Daiga took over and upgraded a module focused on Education for Sustainable Development which is taught as part of the University of Latvia’s Faculty of Pedagogy, Psychology and Arts Teacher Training course. The updated course has run for one year and was successful at preparing pre-service teachers to incorporate sustainability teaching in their day-to-day classroom activities.

Theory of Change

It was widely recognised that there was a need for a fresh approach to teaching education for sustainable development in schools. This solution allows teachers, regardless of the subjects they teach, to glean valuable insights from each other on the topic, fostering a collaborative and enriching learning environment to empower each other to confidently integrate sustainability discussions into their classrooms.

Approach and Actions

The course is taught through 32 workshops and lectures. During the course teachers also complete reading assignments and submit essays. The course leads the teachers through a developmental process which takes them from researching sustainability to developing the skills necessary to produce lesson plans on specific sustainability topics. Self-evaluation is used throughout the course to strengthen teachers’ understanding of their own strengths and weaknesses. Daiga designed the course to stimulate teachers’ learning through prompting teachers to actively participate and share opinions; encouraging teachers to reflect on where they stand on sustainability and why they feel the need to teach sustainability, so their interests can dictate the course development; teachers also share their personal experiences of sustainability, as some teachers are already carrying out initiatives in the sustainability field; and finally the national situation regarding the Sustainable Development Goals is considered in depth and its implications for scaling education in the field of sustainability is considered. So far more than 50 pre-service teachers have participated in the course.

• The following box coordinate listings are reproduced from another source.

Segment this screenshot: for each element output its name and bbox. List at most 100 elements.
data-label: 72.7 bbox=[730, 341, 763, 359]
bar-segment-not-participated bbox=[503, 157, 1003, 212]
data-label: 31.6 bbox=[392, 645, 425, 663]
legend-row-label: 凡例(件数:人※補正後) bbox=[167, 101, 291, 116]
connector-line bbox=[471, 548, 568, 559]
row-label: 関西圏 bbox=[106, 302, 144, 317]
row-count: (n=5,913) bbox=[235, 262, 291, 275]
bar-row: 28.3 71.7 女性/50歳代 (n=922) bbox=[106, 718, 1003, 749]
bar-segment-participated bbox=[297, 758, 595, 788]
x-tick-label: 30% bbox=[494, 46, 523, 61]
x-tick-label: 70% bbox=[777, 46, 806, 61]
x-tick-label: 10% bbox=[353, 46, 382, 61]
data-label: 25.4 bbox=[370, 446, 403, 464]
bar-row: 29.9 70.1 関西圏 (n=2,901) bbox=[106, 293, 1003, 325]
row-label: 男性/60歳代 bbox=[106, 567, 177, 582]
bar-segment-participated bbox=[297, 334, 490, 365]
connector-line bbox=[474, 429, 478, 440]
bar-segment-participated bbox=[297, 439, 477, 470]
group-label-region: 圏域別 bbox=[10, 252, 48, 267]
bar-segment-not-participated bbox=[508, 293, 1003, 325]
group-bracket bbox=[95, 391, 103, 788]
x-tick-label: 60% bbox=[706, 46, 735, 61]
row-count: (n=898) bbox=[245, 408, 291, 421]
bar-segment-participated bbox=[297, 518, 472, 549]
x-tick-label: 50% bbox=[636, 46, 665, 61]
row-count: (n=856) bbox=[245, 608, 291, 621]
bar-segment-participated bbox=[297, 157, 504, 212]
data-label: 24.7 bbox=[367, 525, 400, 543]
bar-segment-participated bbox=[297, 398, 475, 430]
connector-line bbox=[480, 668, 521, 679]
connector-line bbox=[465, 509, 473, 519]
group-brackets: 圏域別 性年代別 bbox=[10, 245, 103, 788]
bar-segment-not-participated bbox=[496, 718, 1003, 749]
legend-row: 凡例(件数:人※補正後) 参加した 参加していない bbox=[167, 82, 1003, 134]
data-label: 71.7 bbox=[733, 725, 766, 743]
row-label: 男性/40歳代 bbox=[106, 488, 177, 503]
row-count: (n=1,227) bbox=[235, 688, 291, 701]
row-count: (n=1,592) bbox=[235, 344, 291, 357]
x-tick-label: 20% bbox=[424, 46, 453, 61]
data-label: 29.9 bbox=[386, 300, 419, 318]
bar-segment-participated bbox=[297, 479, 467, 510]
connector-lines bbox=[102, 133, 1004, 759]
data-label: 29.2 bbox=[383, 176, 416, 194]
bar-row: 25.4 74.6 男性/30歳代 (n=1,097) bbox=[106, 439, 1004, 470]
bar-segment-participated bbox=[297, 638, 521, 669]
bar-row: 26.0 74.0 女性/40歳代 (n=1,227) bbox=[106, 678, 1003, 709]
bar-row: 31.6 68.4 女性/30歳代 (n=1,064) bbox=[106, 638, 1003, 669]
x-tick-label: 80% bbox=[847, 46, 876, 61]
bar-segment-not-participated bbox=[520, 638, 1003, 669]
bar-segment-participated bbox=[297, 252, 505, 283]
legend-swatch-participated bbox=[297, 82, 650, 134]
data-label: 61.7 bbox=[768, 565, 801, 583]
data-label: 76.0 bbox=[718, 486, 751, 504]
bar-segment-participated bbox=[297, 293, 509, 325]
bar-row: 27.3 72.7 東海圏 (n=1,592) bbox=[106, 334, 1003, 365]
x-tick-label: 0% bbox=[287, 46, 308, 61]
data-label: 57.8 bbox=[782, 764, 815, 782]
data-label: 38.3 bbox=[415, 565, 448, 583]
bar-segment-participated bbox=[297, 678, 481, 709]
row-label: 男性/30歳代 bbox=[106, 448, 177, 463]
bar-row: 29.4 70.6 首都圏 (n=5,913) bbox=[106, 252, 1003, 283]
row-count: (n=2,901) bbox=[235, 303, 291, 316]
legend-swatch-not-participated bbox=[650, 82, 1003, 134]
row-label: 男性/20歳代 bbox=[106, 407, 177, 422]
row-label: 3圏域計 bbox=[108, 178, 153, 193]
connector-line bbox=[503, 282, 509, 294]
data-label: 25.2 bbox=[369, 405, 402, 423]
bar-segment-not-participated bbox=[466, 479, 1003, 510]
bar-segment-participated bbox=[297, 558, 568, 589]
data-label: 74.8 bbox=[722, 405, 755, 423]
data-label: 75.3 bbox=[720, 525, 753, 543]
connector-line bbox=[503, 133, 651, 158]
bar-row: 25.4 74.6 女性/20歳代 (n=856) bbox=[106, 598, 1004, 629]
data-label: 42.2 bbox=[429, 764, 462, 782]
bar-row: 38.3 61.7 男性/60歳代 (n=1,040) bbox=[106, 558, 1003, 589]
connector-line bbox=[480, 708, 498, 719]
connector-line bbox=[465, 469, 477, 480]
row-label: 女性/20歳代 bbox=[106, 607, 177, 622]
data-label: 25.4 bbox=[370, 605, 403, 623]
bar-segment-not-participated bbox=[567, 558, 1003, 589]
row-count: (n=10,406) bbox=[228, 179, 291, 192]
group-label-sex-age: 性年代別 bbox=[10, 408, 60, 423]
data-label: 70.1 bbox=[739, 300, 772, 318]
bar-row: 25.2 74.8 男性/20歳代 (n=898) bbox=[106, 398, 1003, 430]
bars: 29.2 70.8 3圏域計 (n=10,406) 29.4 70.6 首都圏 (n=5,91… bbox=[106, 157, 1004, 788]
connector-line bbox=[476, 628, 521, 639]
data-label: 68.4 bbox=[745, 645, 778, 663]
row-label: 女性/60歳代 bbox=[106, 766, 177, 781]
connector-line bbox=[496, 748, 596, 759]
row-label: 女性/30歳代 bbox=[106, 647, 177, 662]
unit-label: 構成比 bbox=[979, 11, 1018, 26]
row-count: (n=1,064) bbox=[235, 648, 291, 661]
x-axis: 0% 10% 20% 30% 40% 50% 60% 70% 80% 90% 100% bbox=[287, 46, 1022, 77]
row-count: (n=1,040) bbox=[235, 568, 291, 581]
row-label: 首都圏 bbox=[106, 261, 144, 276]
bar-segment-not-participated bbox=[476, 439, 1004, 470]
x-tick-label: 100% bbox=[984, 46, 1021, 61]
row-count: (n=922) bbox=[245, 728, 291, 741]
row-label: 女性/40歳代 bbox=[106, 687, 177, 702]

After completing the course pre-service teachers developed an understanding of what sustainable development is and have been observed teaching it as a part of the curriculum, when questioned about their teaching it was obvious that their mindsets had changed to focus on including sustainability in their day-to-day teaching. There was also a dramatic shift in all the teachers’ perspectives of sustainability teaching, this applied even to the most sceptical teachers, for example, a Latvian language teacher at the start of the course stated that ‘maybe some of the topics could be associated with sustainability’. In the end, the teacher was sure that ‘all themes are and should be connected with sustainable development topics’.